Billy Graham is dead. He died in February this year (2018), a few months short of the landmark age of a 100. Despite his spiritual encouragement of at least five presidents to go and bomb innocent civilians in distant places (as, no doubt, dictated by his blood-thirsty Man-of-War God), and despite his contempt for the ‘love thy enemy’ advice of his Master Jesus Christ (he visited US soldiers in Korea and Vietnam, but not their Vietnamese victims), I do hope that he died in peace. An anti-semitist and anti-Catholic and a throughly opportunist preacher, he campaigned against the election of JFK, a Catholic, but ‘advised the latter once he became President. Once Obama was re-elected, he ‘forgave’ him while his son and heir, Franklin Graham, spewed Venom on the popular President.

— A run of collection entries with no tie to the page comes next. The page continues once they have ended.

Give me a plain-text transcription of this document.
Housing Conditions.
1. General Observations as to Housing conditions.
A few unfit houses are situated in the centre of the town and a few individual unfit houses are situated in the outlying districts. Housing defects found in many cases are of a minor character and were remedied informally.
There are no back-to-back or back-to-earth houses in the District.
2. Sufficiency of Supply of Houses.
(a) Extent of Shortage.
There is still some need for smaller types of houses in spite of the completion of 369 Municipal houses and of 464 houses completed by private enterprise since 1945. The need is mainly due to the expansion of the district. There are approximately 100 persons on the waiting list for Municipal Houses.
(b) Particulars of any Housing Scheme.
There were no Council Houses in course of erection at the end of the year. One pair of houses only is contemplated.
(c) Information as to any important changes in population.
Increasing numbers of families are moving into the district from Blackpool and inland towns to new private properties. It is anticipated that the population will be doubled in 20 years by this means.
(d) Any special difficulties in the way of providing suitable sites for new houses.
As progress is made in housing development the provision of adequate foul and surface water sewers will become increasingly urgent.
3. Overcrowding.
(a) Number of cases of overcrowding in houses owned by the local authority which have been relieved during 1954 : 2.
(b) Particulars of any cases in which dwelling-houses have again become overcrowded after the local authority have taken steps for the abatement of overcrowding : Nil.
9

I suppose Billy Graham preached what he believed, but isn’t that what we all try to do? He happened to be a more successful orator than most of us. He had the courage and breadth of vision to share a pulpit with Martin Luther King, and to say, “No, America is a secular country, not a Christian Country.’’ I will grant that he worked hard enough for the 25 million that is supposed to be his earning. As compared to other preachers, church elders and pastors, Billy Graham gave little material to spamsters, which is a rare record for a godman.
Billy is now resting in his grave, not surprised that he did not go to heaven promised by his Master. For a dead man – even the most famous evangelical of the world and of two centuries – is aware of nothing after he is dead and is slowly being dissolved into the dirt which he came from in the first place.